Michele Braun is a doctoral candidate in British Literature at Nor-theastern University. Her dissertation explores the relationship be-tween technology and notions of representation and inclusion as they emerge in the twentieth and early twenty-first century. She also is interested in the way mythology continues to inform literary production in a wide range of genres, including film and science fiction.

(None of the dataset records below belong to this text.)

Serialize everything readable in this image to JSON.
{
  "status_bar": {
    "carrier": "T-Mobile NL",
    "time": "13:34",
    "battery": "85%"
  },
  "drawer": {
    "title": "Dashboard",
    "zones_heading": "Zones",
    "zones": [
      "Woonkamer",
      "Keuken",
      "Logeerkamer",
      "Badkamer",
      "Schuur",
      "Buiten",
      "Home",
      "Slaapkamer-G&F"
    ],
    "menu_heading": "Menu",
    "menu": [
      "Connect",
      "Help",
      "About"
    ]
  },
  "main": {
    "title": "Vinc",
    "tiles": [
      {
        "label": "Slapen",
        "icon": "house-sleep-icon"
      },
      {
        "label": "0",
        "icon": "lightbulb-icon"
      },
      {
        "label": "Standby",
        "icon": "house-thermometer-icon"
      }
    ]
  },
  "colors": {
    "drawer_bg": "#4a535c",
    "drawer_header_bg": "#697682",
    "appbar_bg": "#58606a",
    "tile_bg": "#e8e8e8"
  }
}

Val Czerny is currently an instructor of English Composition and Literature at Florida Atlantic University, where she is also a PhD candidate in the Literatures, Literacies, and Linguistics Program in Comparative Studies. Her dissertation topic, focusing on writing that reflects childhood roamings and “lunar” affinities with the feminine principle, is an exploration of the wild side of the imagination and its emergence in writing that risks expression outside the dominant realm of language. With a focus on nineteenth-century British and American literature and a concentration in gender studies, Val envisions new realities emerging through writing that speaks from the non-tame realm of the unbridled imagination.

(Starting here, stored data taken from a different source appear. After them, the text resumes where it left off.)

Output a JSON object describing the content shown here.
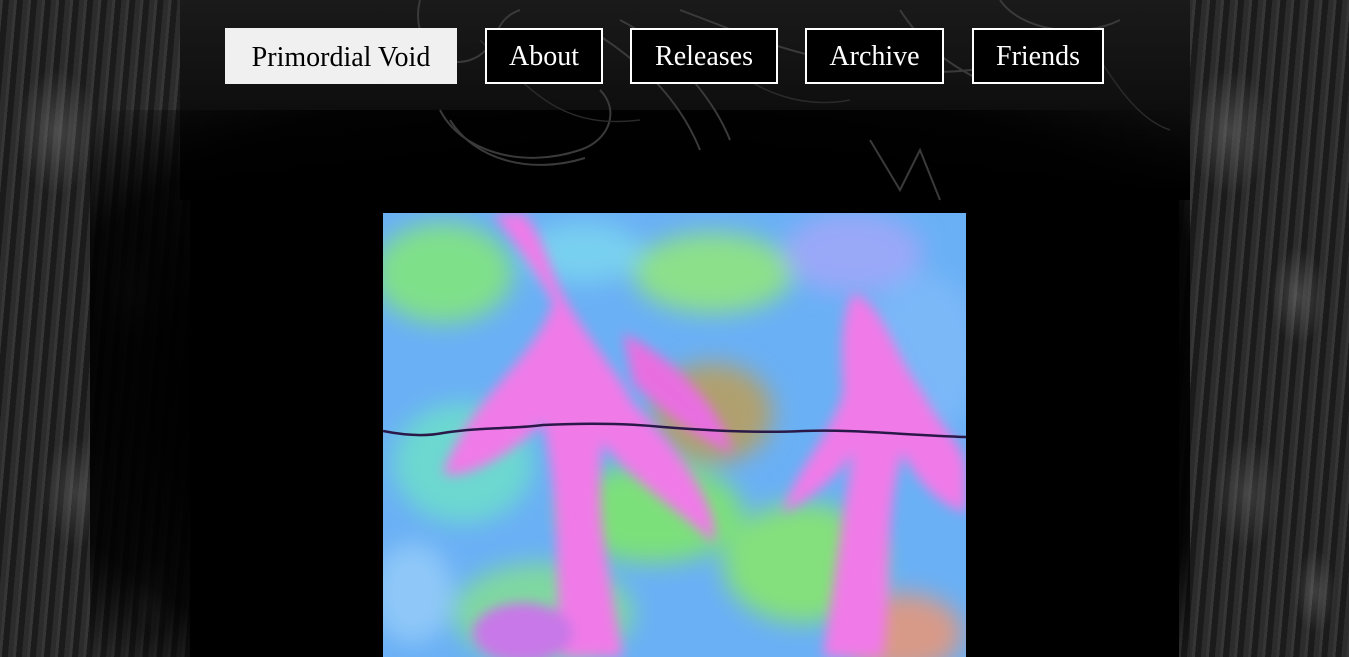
{
  "site": {
    "title": "Primordial Void"
  },
  "nav": {
    "items": [
      {
        "label": "Primordial Void",
        "active": true
      },
      {
        "label": "About",
        "active": false
      },
      {
        "label": "Releases",
        "active": false
      },
      {
        "label": "Archive",
        "active": false
      },
      {
        "label": "Friends",
        "active": false
      }
    ]
  },
  "colors": {
    "background": "#000000",
    "nav_border": "#ffffff",
    "nav_text": "#ffffff",
    "active_bg": "#f0f0f0",
    "active_text": "#000000",
    "art_pink": "#f07ae8",
    "art_blue": "#6ab0f5",
    "art_green": "#78e07a"
  }
}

Julie Elaine Goodspeed-Chadwick is an Assistant Professor of English at Indiana University-Purdue University in Columbus, Indiana. She graduated with her Ph.D. from Ball State University in 2007 and held her first professorship at Nicholls State University in Louisiana. Her research and teaching areas include transatlantic modernism, women and literature, literary theory, and gender and ethnic studies. She has a dozen articles published in journals that are indexed in the Modern Language Association International Bibliography, and the majority of this work focuses on issues pertaining to identity construction and trauma. Currently, she is working on a project that treats identity politics and war in the work of modernist women writers.

Colbey Emmerson Reid is an Assistant Professor of English at York College of Pennsylvania. She earned her PhD from the University of Washington in 2003 and currently researches the role of the mistake in modernist aesthetics.

Rhianna C. Rogers is currently pursuing a doctoral degree in Comparative Studies from Florida Atlantic University with concentrations in Mesoamerican History and Historical Archaeology. She holds a M.A. degree in History with concentrations in Latin American and Southeastern Native history. Her research utilizes both archaeological research and historical documentation in order to illustrate both the transformation and resilience of pre-Columbian indigenous roles in the Spanish colonial era. Ms. Rogers is currently the Department Chair of General Education at South Florida Bible College.

Cynthia Zaitz, cover artist, is a doctoral candidate (ABD) in Comparative Studies (Fine and Performing Arts). She will graduate from Florida Atlantic University in May of 2009.